The main objective of our proposal is to reveal the transcriptional program that governs Golgi biogenesis. Synthesis of new Golgi components is required in a large cohort of physiological processes ranging from cell growth to tissue biogenesis. However, how transcription contributes to Golgi biogenesis has yet to be sufficiently understood. Although several mechanisms regulating expression of Golgi genes have been described, their specificity for Golgi biogenesis remains controversial because they emerged from studying pleotropic responses to drugs, toxins, and ER stress that occur in the presence of resident Golgi (or at least its main constituents). HERE WE PROPOSE TO ANALYZE HOW THE CELL REGULATES TRANSCRIPTION TO BUILD THE GOLGI FROM SCRATCH AFTER PHYSICAL REMOVAL OF THIS ORGANELLE. To achieve this challenging objective, the Golgi-containing portion of the cytoplasm will be severed by a laser from the rest of the cell, shaped by microfabricated patterns to be amenable for such Golgi nanosurgery. This procedure triggers a massive de novo assembly of the Golgi in the remaining part of the cell (karyoplast) that contains the nucleus.
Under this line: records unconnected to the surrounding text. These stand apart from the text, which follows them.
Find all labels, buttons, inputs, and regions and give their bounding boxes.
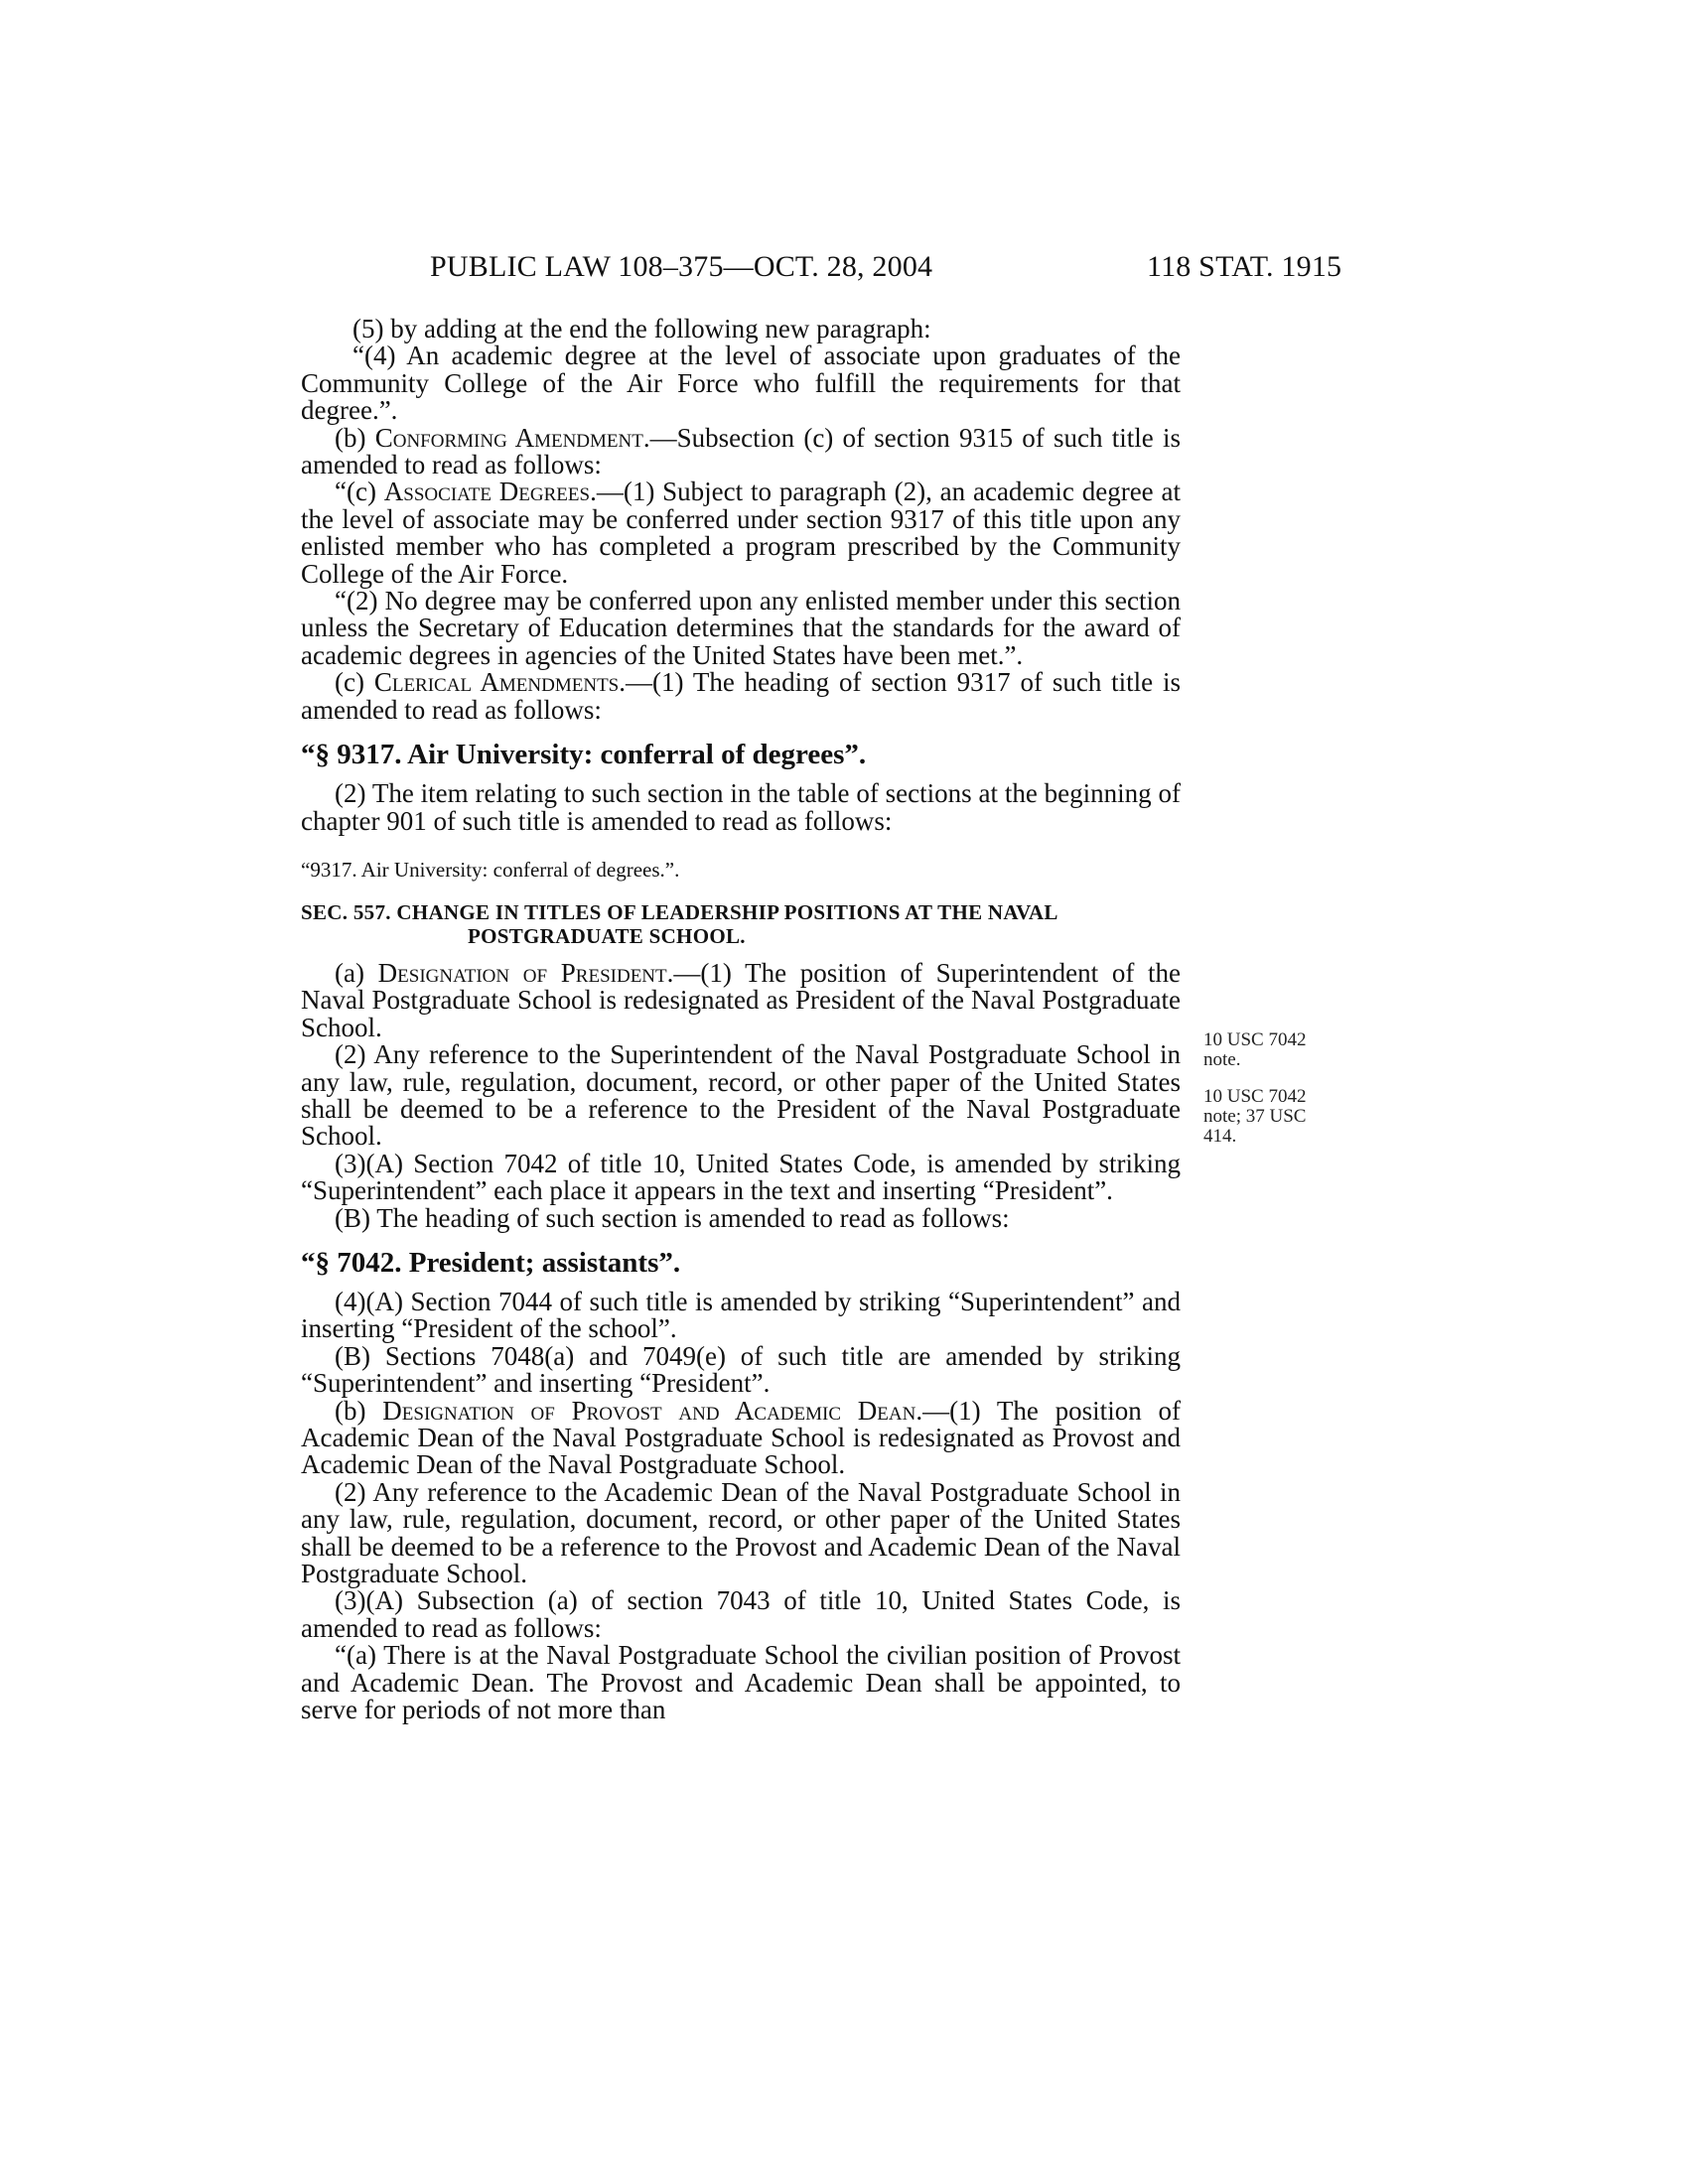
text: .—(1) The position of Superintendent of the Naval Postgraduate School is redesignated as President of the Naval Postgraduate School. — [301, 957, 1181, 1042]
text: .—Subsection (c) of section 9315 of such title is amended to read as follows: — [301, 422, 1181, 480]
paragraph — [301, 669, 1181, 724]
text: .—(1) The position of Academic Dean of the Naval Postgraduate School is redesignated as Provost and Academic Dean of the Naval Postgraduate School. — [301, 1395, 1181, 1480]
statute-page-number: 118 STAT. 1915 — [1147, 250, 1342, 283]
table-of-sections-item: “9317. Air University: conferral of degrees.”. — [301, 857, 680, 882]
paragraph: (B) The heading of such section is amended to read as follows: — [335, 1202, 1010, 1233]
margin-note-2: 10 USC 7042 note; 37 USC 414. — [1203, 1086, 1307, 1147]
paragraph: (2) Any reference to the Academic Dean of the Naval Postgraduate School in any law, rule, regulation, document, record, or other paper of the United States shall be deemed to be a reference to the Provost and Academic Dean of the Naval Postgraduate School. — [301, 1476, 1181, 1589]
document-body — [301, 316, 1181, 1723]
paragraph: “(2) No degree may be conferred upon any enlisted member under this section unless the Secretary of Education determines that the standards for the award of academic degrees in agencies of the United States have been met.”. — [301, 586, 1181, 670]
margin-note-1: 10 USC 7042 note. — [1203, 1029, 1307, 1070]
paragraph — [301, 478, 1181, 588]
paragraph: (B) Sections 7048(a) and 7049(e) of such title are amended by striking “Superintendent” and inserting “President”. — [301, 1340, 1181, 1399]
paragraph: (2) Any reference to the Superintendent of the Naval Postgraduate School in any law, rule, regulation, document, record, or other paper of the United States shall be deemed to be a reference to the President of the Naval Postgraduate School. — [301, 1039, 1181, 1152]
section-heading-7042: “§ 7042. President; assistants”. — [301, 1246, 681, 1279]
subsection-heading: Clerical Amendments — [373, 667, 620, 698]
subsection-heading: Conforming Amendment — [374, 422, 643, 453]
paragraph — [301, 422, 1181, 480]
section-heading-9317: “§ 9317. Air University: conferral of degrees”. — [301, 739, 867, 771]
text: (c) — [335, 667, 374, 698]
paragraph: (2) The item relating to such section in the table of sections at the beginning of chapter 901 of such title is amended to read as follows: — [301, 778, 1181, 836]
section-title-557: SEC. 557. CHANGE IN TITLES OF LEADERSHIP POSITIONS AT THE NAVAL POSTGRADUATE SCHOOL. — [301, 899, 1057, 948]
subsection-heading: Designation of Provost and Academic Dean — [382, 1395, 916, 1426]
text: (b) — [335, 1395, 383, 1426]
paragraph — [301, 1395, 1181, 1480]
running-title: PUBLIC LAW 108–375—OCT. 28, 2004 — [430, 250, 933, 283]
subsection-heading: Associate Degrees — [383, 477, 591, 507]
paragraph: “(a) There is at the Naval Postgraduate School the civilian position of Provost and Academic Dean. The Provost and Academic Dean shall be appointed, to serve for periods of not more than — [301, 1640, 1181, 1725]
text: .—(1) The heading of section 9317 of such title is amended to read as follows: — [301, 667, 1182, 725]
paragraph: (3)(A) Section 7042 of title 10, United States Code, is amended by striking “Superintendent” each place it appears in the text and inserting “President”. — [301, 1148, 1181, 1206]
text: (a) — [335, 957, 378, 988]
paragraph — [301, 957, 1181, 1042]
paragraph: “(4) An academic degree at the level of associate upon graduates of the Community College of the Air Force who fulfill the requirements for that degree.”. — [301, 341, 1181, 426]
text: .—(1) Subject to paragraph (2), an academic degree at the level of associate may be conferred under section 9317 of this title upon any enlisted member who has completed a program prescribed by the Community College of the Air Force. — [301, 477, 1181, 589]
text: (b) — [335, 422, 375, 453]
paragraph: (5) by adding at the end the following new paragraph: — [352, 314, 931, 343]
paragraph: (3)(A) Subsection (a) of section 7043 of title 10, United States Code, is amended to read as follows: — [301, 1585, 1181, 1643]
page-header — [0, 250, 1688, 294]
subsection-heading: Designation of President — [377, 957, 667, 988]
text: “(c) — [335, 477, 384, 507]
paragraph: (4)(A) Section 7044 of such title is amended by striking “Superintendent” and inserting “President of the school”. — [301, 1286, 1181, 1344]
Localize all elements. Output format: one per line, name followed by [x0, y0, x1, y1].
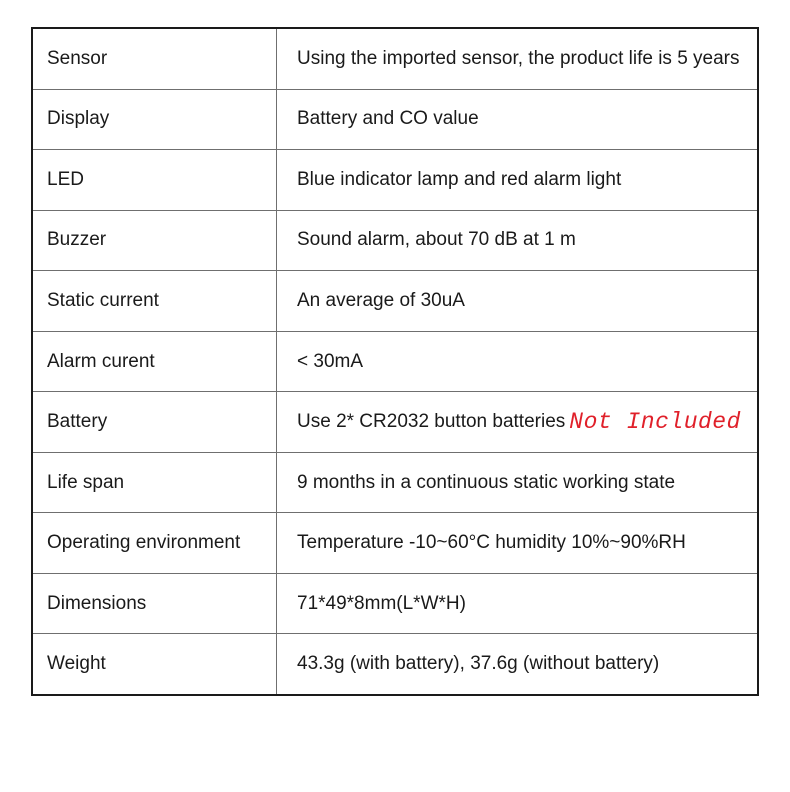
- row-label-led: LED: [33, 150, 277, 210]
- table-row: [33, 391, 757, 452]
- row-value-dimensions: 71*49*8mm(L*W*H): [297, 592, 466, 614]
- table-row: [33, 331, 757, 392]
- table-row: [33, 270, 757, 331]
- row-value-buzzer: Sound alarm, about 70 dB at 1 m: [297, 229, 576, 251]
- row-value-static-current: An average of 30uA: [297, 289, 465, 311]
- row-value-display: Battery and CO value: [297, 108, 479, 130]
- row-label-battery: Battery: [33, 392, 277, 452]
- row-label-buzzer: Buzzer: [33, 211, 277, 271]
- row-label-dimensions: Dimensions: [33, 574, 277, 634]
- table-row: [33, 149, 757, 210]
- table-row: [33, 512, 757, 573]
- row-value-life-span: 9 months in a continuous static working state: [297, 471, 676, 493]
- battery-value-text: Use 2* CR2032 button batteries: [297, 411, 566, 433]
- row-value-weight: 43.3g (with battery), 37.6g (without battery): [297, 653, 660, 675]
- row-label-display: Display: [33, 90, 277, 150]
- table-row: [33, 89, 757, 150]
- row-value-operating-environment: Temperature -10~60°C humidity 10%~90%RH: [297, 532, 686, 554]
- row-value-battery: [277, 392, 757, 452]
- row-label-weight: Weight: [33, 634, 277, 694]
- table-row: [33, 573, 757, 634]
- table-row: [33, 29, 757, 89]
- spec-table: [31, 27, 759, 696]
- not-included-note: Not Included: [569, 409, 741, 436]
- row-value-sensor: Using the imported sensor, the product life is 5 years: [297, 47, 740, 69]
- table-row: [33, 210, 757, 271]
- row-label-alarm-current: Alarm curent: [33, 332, 277, 392]
- row-value-alarm-current: < 30mA: [297, 350, 364, 372]
- table-row: [33, 633, 757, 694]
- row-label-sensor: Sensor: [33, 29, 277, 89]
- row-label-life-span: Life span: [33, 453, 277, 513]
- row-value-led: Blue indicator lamp and red alarm light: [297, 168, 622, 190]
- row-label-operating-environment: Operating environment: [33, 513, 277, 573]
- row-label-static-current: Static current: [33, 271, 277, 331]
- table-row: [33, 452, 757, 513]
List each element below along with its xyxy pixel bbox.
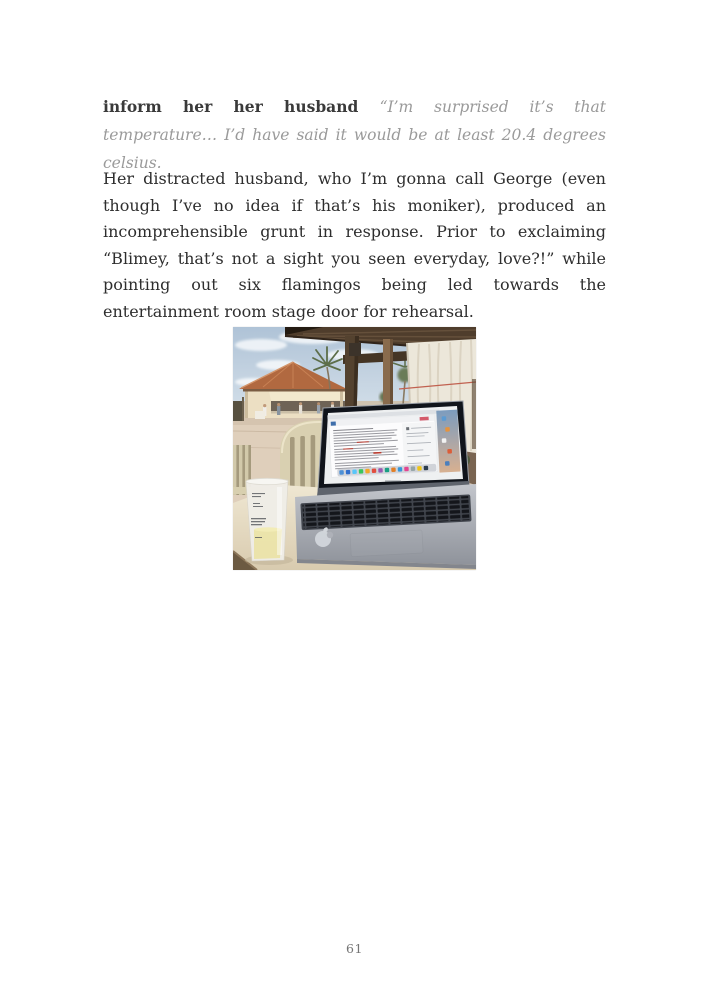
macbook-label (385, 481, 401, 482)
mounted-speaker (349, 343, 361, 356)
drink-cup (246, 478, 288, 561)
small-table (255, 411, 265, 419)
laptop (295, 401, 476, 569)
quote-lead-text: inform her her husband (103, 96, 380, 116)
inline-photo (233, 327, 476, 570)
pergola-post-far-right (472, 379, 476, 449)
desktop-strip (436, 410, 460, 473)
pergola-post-right (383, 339, 393, 413)
app-icon (331, 421, 336, 425)
quote-italic-text: “I’m surprised it’s that temperature… I’d have said it would be at least 20.4 degrees celsius. (103, 97, 606, 172)
red-button (420, 417, 429, 421)
kiosk-awning (269, 391, 351, 401)
trackpad (350, 530, 423, 557)
paragraph-quote (103, 93, 606, 177)
page-number: 61 (346, 941, 363, 956)
cup-rim (246, 478, 288, 484)
paragraph-body: Her distracted husband, who I’m gonna call George (even though I’ve no idea if that’s his moniker), produced an incomprehensible grunt in response. Prior to exclaiming “Blimey, that’s not a sight you seen everyday, love?!” while pointing out six flamingos being led towards the entertainment room stage door for rehearsal. (103, 169, 606, 321)
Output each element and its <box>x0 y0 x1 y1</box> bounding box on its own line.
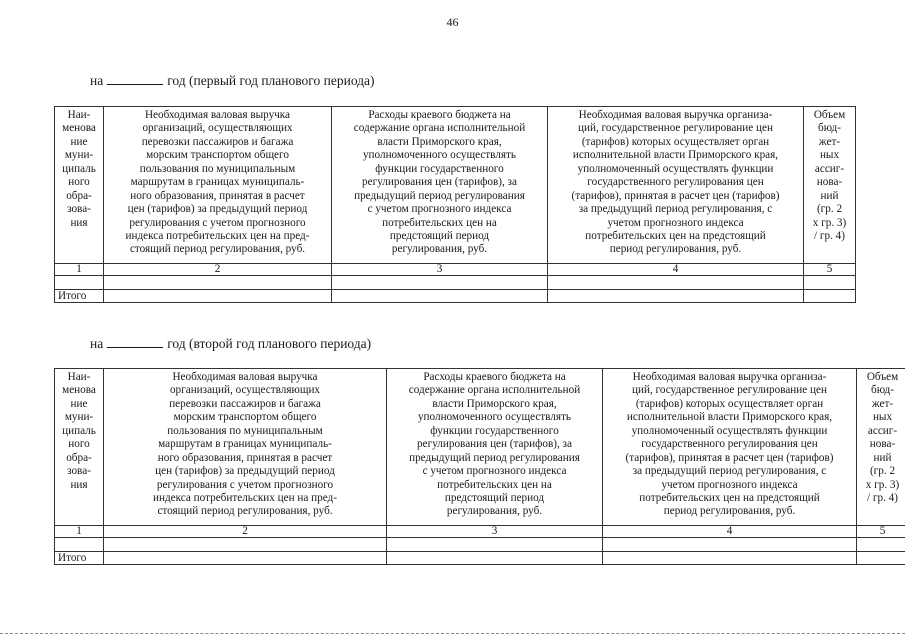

Golgi biogenesis in the karyoplast occurs in the absence of a preexisting Golgi organelle enabling a straightforward analysis of the transcriptional mechanisms required to build a new Golgi. This analysis will be done by collecting karyoplasts at different stages of Golgi recovery for single cell RNA-seq. A key to the success of our strategy is the international team of investigators with interdisciplinary expertise in laser nanosurgery, transcriptomics, microfabrication and high content screening of bioengineered materials. Analysis of the transcriptome during the de novo assembly of the Golgi will unveil (i) how transcription of various genes correlates with various stages of Golgi regeneration, (ii) which signaling mechanisms are involved in this process, and (iii) which transcription factors drive Golgi biogenesis. We will establish how this transcriptional program operates in processes that require active Golgi biogenesis, specifically cell growth during preparation for division, accelerated secretion, and cell differentiation. Finally, using microfabricated scaffolds and growth patterns we will explore how this Golgi-specific transcriptional program could be controlled to promote engineering of bone and muscle tissue.